Birlik İlmi
  KARANLIĞIN TINISI OLAN İNSANLIK 5, 3 AKIŞ 1.BÖLÜM
 

25.OCAK.2017 TARİHLİ KARANLIĞIN TINISI OLAN İNSANLIK 5

AV.NEZİRE SELÇUK ÖZ BİLİŞ 3 AKIŞ – 1.BÖLÜM

Değerliler, bugün arzın gücünü tohumlarken, hepimizin yüreğindeki ilmi de kodlamamız gerekiyor. Bu çalışmayı yaparken mutlaka aklın kapısını açıp, yaptık.

İsrafil’in gözü olan bütün kültleri kodlayabilen insanlığın, ilm-i KA olabilmesi için sessiz zamanları dillememiz şarttı.

İşte bu nedenledir ki buradayız. Huzurla çalışıyoruz ve dünyanın, ölüler planeti değil diriler planeti olmasını sağlayacak gücü dürümlüyoruz.

“Görün insanı” dedik… “Gövdesi ilimdir” dedik… “Yolu el ve ya el’cilik değil ilimciliktir” dedik... El ya elci’lik değil.

Canlarım, bazı sayfalarda, bazı kelimeler kullanırım ki bu kelimeler, sizi düşündürür. Bu düşünce sizi, sizden size tohumlar. Bunun için bazı ses kapılarını açarım.. Bu ses kapıları, yeni seslerdir.

Daha evvel hiç kullanmamış sesler…. Ve bunları mutlak kıran diye değil ışık kaynağı diye kayıtlarım... Böylelikle kelamın levhi kapısında, aşkın sığ ışığının ötesinde bir yoğunlaşma sağlarım… Bunlar öfkeleri de aşırtır.

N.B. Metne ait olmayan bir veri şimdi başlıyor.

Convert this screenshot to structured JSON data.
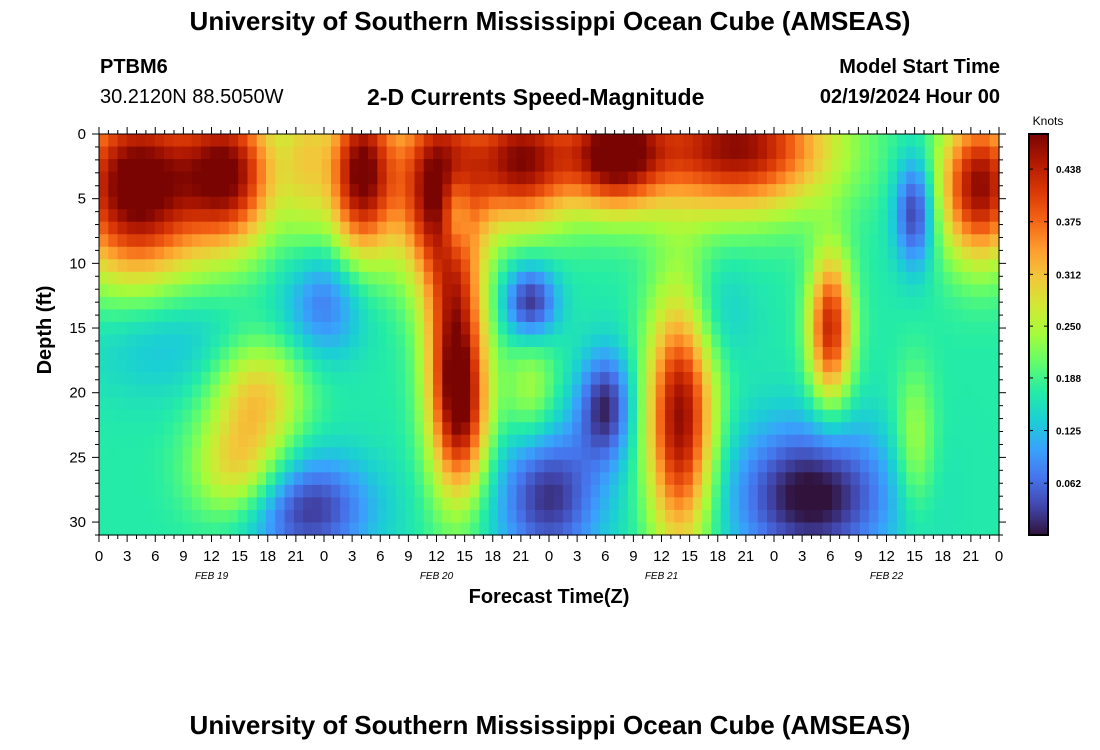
{
  "header": {
    "title": "University of Southern Mississippi Ocean Cube (AMSEAS)",
    "station": "PTBM6",
    "coords": "30.2120N  88.5050W",
    "model_start_label": "Model Start Time",
    "model_start_value": "02/19/2024 Hour 00",
    "footer_title": "University of Southern Mississippi Ocean Cube (AMSEAS)"
  },
  "chart_data": {
    "type": "heatmap",
    "title": "2-D Currents Speed-Magnitude",
    "xlabel": "Forecast Time(Z)",
    "ylabel": "Depth (ft)",
    "x_ticks": [
      "0",
      "3",
      "6",
      "9",
      "12",
      "15",
      "18",
      "21",
      "0",
      "3",
      "6",
      "9",
      "12",
      "15",
      "18",
      "21",
      "0",
      "3",
      "6",
      "9",
      "12",
      "15",
      "18",
      "21",
      "0",
      "3",
      "6",
      "9",
      "12",
      "15",
      "18",
      "21",
      "0"
    ],
    "date_labels": [
      "FEB 19",
      "FEB 20",
      "FEB 21",
      "FEB 22"
    ],
    "x_range_hours": [
      0,
      96
    ],
    "y_ticks": [
      0,
      5,
      10,
      15,
      20,
      25,
      30
    ],
    "y_range_ft": [
      0,
      31
    ],
    "y_inverted": true,
    "colorbar": {
      "label": "Knots",
      "ticks": [
        "0.438",
        "0.375",
        "0.312",
        "0.250",
        "0.188",
        "0.125",
        "0.062"
      ],
      "range": [
        0.0,
        0.48
      ],
      "colors": [
        "#30123b",
        "#4145ab",
        "#4675ed",
        "#39a2fc",
        "#1bcfd4",
        "#24eca6",
        "#61fc6c",
        "#a4fc3b",
        "#d1e834",
        "#f3c63a",
        "#fe9b2d",
        "#f36315",
        "#d93806",
        "#b11901",
        "#7a0402"
      ]
    },
    "blobs": [
      {
        "t": 4,
        "d": 4,
        "sx": 5,
        "sy": 5,
        "v": 0.34
      },
      {
        "t": 14,
        "d": 3,
        "sx": 3.5,
        "sy": 4,
        "v": 0.28
      },
      {
        "t": 22,
        "d": 1.5,
        "sx": 1.8,
        "sy": 5,
        "v": 0.1
      },
      {
        "t": 28,
        "d": 3,
        "sx": 2.5,
        "sy": 4.5,
        "v": 0.32
      },
      {
        "t": 36,
        "d": 4,
        "sx": 3,
        "sy": 5,
        "v": 0.3
      },
      {
        "t": 45,
        "d": 2,
        "sx": 4,
        "sy": 3.5,
        "v": 0.3
      },
      {
        "t": 55,
        "d": 1.5,
        "sx": 3.5,
        "sy": 3,
        "v": 0.3
      },
      {
        "t": 68,
        "d": 1,
        "sx": 7,
        "sy": 3.5,
        "v": 0.3
      },
      {
        "t": 94,
        "d": 4,
        "sx": 3,
        "sy": 4,
        "v": 0.3
      },
      {
        "t": 38,
        "d": 17,
        "sx": 2.2,
        "sy": 7,
        "v": 0.28
      },
      {
        "t": 39,
        "d": 22,
        "sx": 2,
        "sy": 4,
        "v": 0.12
      },
      {
        "t": 62,
        "d": 22,
        "sx": 2.5,
        "sy": 7,
        "v": 0.3
      },
      {
        "t": 78,
        "d": 15,
        "sx": 1.6,
        "sy": 4,
        "v": 0.26
      },
      {
        "t": 17,
        "d": 20,
        "sx": 3.5,
        "sy": 3,
        "v": 0.13
      },
      {
        "t": 15,
        "d": 26,
        "sx": 3.5,
        "sy": 3,
        "v": 0.14
      },
      {
        "t": 46,
        "d": 20,
        "sx": 2,
        "sy": 3,
        "v": 0.08
      },
      {
        "t": 87,
        "d": 24,
        "sx": 1.5,
        "sy": 4,
        "v": 0.08
      },
      {
        "t": 22,
        "d": 29,
        "sx": 5,
        "sy": 3,
        "v": -0.15
      },
      {
        "t": 48,
        "d": 28,
        "sx": 4,
        "sy": 4,
        "v": -0.15
      },
      {
        "t": 76,
        "d": 28,
        "sx": 6,
        "sy": 4,
        "v": -0.18
      },
      {
        "t": 54,
        "d": 21,
        "sx": 2,
        "sy": 3,
        "v": -0.15
      },
      {
        "t": 46,
        "d": 13,
        "sx": 2,
        "sy": 2,
        "v": -0.15
      },
      {
        "t": 38,
        "d": 6,
        "sx": 1.2,
        "sy": 2.5,
        "v": -0.15
      },
      {
        "t": 87,
        "d": 6,
        "sx": 1.5,
        "sy": 3,
        "v": -0.15
      },
      {
        "t": 24,
        "d": 13,
        "sx": 3,
        "sy": 3,
        "v": -0.1
      },
      {
        "t": 7,
        "d": 16,
        "sx": 6,
        "sy": 3,
        "v": -0.05
      },
      {
        "t": 65,
        "d": 14,
        "sx": 3,
        "sy": 3,
        "v": -0.05
      }
    ],
    "base_value": 0.17
  }
}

Burada nefes var mı yok mu, bunlar tartışılırken… Yeni seslerin dürümlere çekilişi kontrol kurmada da yardımcıdır.

Canlılar, el veya elci’lik, Alın anlayın….El, Allah’ın levhi kaydı... Elci’lik ise o kaydı yoğunlaştırarak tohumlayan…

Bizler dünyalıyız ve son sözü söylerken hep yaratır, söyleriz... Bu bir yaratırıdır… Yer, gök ilmi ile yeni bir yaşam kaydıdır.

Tanrı, altın ışığın gözüdür, özüdür, sözüdür. Peki ama niye ben böyle seslerle hep size bilgi vermeye çabalıyorum? Çünkü yalın ve hakim insan, aklın kapısına açıp dinler… Eğer yalın ve hakimse ilmini diller… Aha, o biz olur, bütün olur, mutlak olur ve kuran olur. “Ol” dedik… OL’du denir…İşte bu!

Çözümlemeler yapar dürümlerinde. Çerçeveler bilgiyi. Kayıtlarını kontrol eder, ışığını tohumlar, aklın tınısını duyar. Sözü, sesi insanlık içindir. Çalıdır ama çalışır da çalı olur… Aha, ölülük budur.. Çalışır, çalı olur.

Ha diyeceksiniz ki “çalı çalışır, çalı olur.”.. Yakışır mı bu insana?.. Öfkesi yok ki çalı olsun ama çalı olmadıkça, çakıl olabilir mi? Hani dünyaya inmişti ya dünya budur. Çakıldır, çalıdır.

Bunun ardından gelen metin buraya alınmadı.